Ainsi pour Toanui Rattinassamy, il requiert cinq années de prison et son maintien en détention.

Pour sa compagne, Vanina Faua, qui a « participé à la fabrication de l’ice et qui a ramené des produits », deux ans dont un avec sursis.

Pour Gérard Ruatea, qui a « participé une dizaine de fois à la fabrication de l’ice, qui a ramené des produits et qui a repris la fabrication à son compte après l’arrestation du couple », cinq ans dont un avec sursis et son maintien en détention.

Pour Marama Hoata, qui a « fourni médicaments et produits », quatre ans dont un an avec sursis avec mandat de dépôt.

Pour Israel Teuru, « consommateur d’ice, qui a fourni médicaments et produits mais qui n’a pas participé à la fabrication », quatre ans dont un an avec sursis avec mandat de dépôt.

Pour Matahi Faaruia, « qui a été très proche du tandem Rattinassamy- Ruatea et qui a fourni médicaments et produits et a eu une participation pas négligeable », quatre ans dont deux ans avec sursis. À noter que celui-ci a fait très fort en se faisant attraper en début d’après-midi, avec dans son sac une pipette et du cannabis, alors qu’il franchissait le sas de sécurité à l’entrée du tribunal.

Pour Taiau Toofa, « qui a amené des médicaments pour fumer gratuitement et qui a revendu de l’ice pour le compte de Rattinassamy », trois ans dont 17 mois avec sursis.

Pour Frédéric Bonno, « qui profitait de travailler dans une grande surface de bricolage où il avait des réductions, pour acheter des produits pour Rattinassamy contre lesquels il était payé en ice », trois ans dont 18 mois avec sursis.

Pour Teiki Marurai, « qui échangeait du cannabis contre de l’ice et qui revendait pour le compte de Rattinassamy », deux ans dont 18 mois avec sursis.

Pour Gino Marurai, « qui revendait pour le compte de Rattinassamy », 18 mois avec mandat de dépôt.

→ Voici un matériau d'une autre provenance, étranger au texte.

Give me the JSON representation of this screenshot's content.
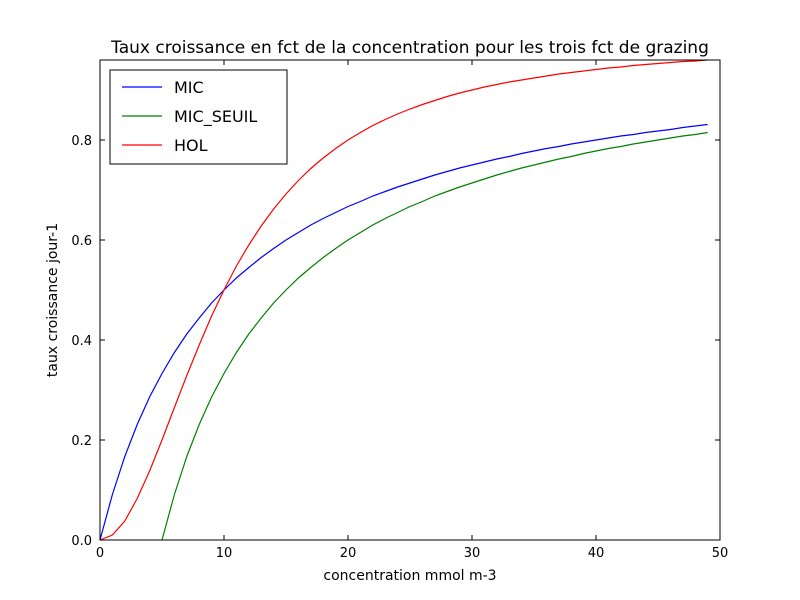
{
  "chart_data": {
    "type": "line",
    "title": "Taux croissance en fct de la concentration pour les trois fct de grazing",
    "xlabel": "concentration mmol m-3",
    "ylabel": "taux croissance jour-1",
    "xlim": [
      0,
      50
    ],
    "ylim": [
      0,
      0.96
    ],
    "xticks": [
      0,
      10,
      20,
      30,
      40,
      50
    ],
    "xtick_labels": [
      "0",
      "10",
      "20",
      "30",
      "40",
      "50"
    ],
    "yticks": [
      0,
      0.2,
      0.4,
      0.6,
      0.8
    ],
    "ytick_labels": [
      "0.0",
      "0.2",
      "0.4",
      "0.6",
      "0.8"
    ],
    "grid": false,
    "legend_position": "top-left",
    "x": [
      0,
      1,
      2,
      3,
      4,
      5,
      6,
      7,
      8,
      9,
      10,
      11,
      12,
      13,
      14,
      15,
      16,
      17,
      18,
      19,
      20,
      21,
      22,
      23,
      24,
      25,
      26,
      27,
      28,
      29,
      30,
      31,
      32,
      33,
      34,
      35,
      36,
      37,
      38,
      39,
      40,
      41,
      42,
      43,
      44,
      45,
      46,
      47,
      48,
      49
    ],
    "series": [
      {
        "name": "MIC",
        "color": "#0000ff",
        "values": [
          0.0,
          0.091,
          0.167,
          0.231,
          0.286,
          0.333,
          0.375,
          0.412,
          0.444,
          0.474,
          0.5,
          0.524,
          0.545,
          0.565,
          0.583,
          0.6,
          0.615,
          0.63,
          0.643,
          0.655,
          0.667,
          0.677,
          0.688,
          0.697,
          0.706,
          0.714,
          0.722,
          0.73,
          0.737,
          0.744,
          0.75,
          0.756,
          0.762,
          0.767,
          0.773,
          0.778,
          0.783,
          0.787,
          0.792,
          0.796,
          0.8,
          0.804,
          0.808,
          0.811,
          0.815,
          0.818,
          0.821,
          0.825,
          0.828,
          0.831
        ]
      },
      {
        "name": "MIC_SEUIL",
        "color": "#008000",
        "values": [
          null,
          null,
          null,
          null,
          null,
          0.0,
          0.091,
          0.167,
          0.231,
          0.286,
          0.333,
          0.375,
          0.412,
          0.444,
          0.474,
          0.5,
          0.524,
          0.545,
          0.565,
          0.583,
          0.6,
          0.615,
          0.63,
          0.643,
          0.655,
          0.667,
          0.677,
          0.688,
          0.697,
          0.706,
          0.714,
          0.722,
          0.73,
          0.737,
          0.744,
          0.75,
          0.756,
          0.762,
          0.767,
          0.773,
          0.778,
          0.783,
          0.787,
          0.792,
          0.796,
          0.8,
          0.804,
          0.808,
          0.811,
          0.815
        ]
      },
      {
        "name": "HOL",
        "color": "#ff0000",
        "values": [
          0.0,
          0.01,
          0.038,
          0.083,
          0.138,
          0.2,
          0.265,
          0.329,
          0.39,
          0.448,
          0.5,
          0.548,
          0.59,
          0.628,
          0.662,
          0.692,
          0.719,
          0.743,
          0.764,
          0.783,
          0.8,
          0.815,
          0.829,
          0.841,
          0.852,
          0.862,
          0.871,
          0.879,
          0.887,
          0.894,
          0.9,
          0.906,
          0.911,
          0.916,
          0.92,
          0.924,
          0.928,
          0.932,
          0.935,
          0.938,
          0.941,
          0.944,
          0.946,
          0.949,
          0.951,
          0.953,
          0.955,
          0.957,
          0.958,
          0.96
        ]
      }
    ]
  }
}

Pour Heifara Perez qui « a été le premier sur le territoire à produire de l’ice, mais dont on n’a pas la preuve qu’il en a revendu, et pour lequel on estime sa production à 10 ou 15 grammes », cinq ans dont un an avec sursis et maintien en détention.

Pour Roland Lesca, « qui n’a pas tenu un rôle très important dans le labo de Perez, mais qui a quand même participé au nettoyage du produit et cela sous le coup de la récidive », quatre ans dont deux avec sursis.

Pour Sylvain Ah Chong, « qui dit qu’il est accusé à tort mais dont on a des éléments à charge contre lui et que tous le désignent comme étant à l’origine de la fabrication d’ice, son nom revenant tout le temps dans ce dossier », trois ans avec mandat de dépôt.

L’audience s’est poursuivie avec les plaidoiries des avocats et le délibéré sera rendu demain.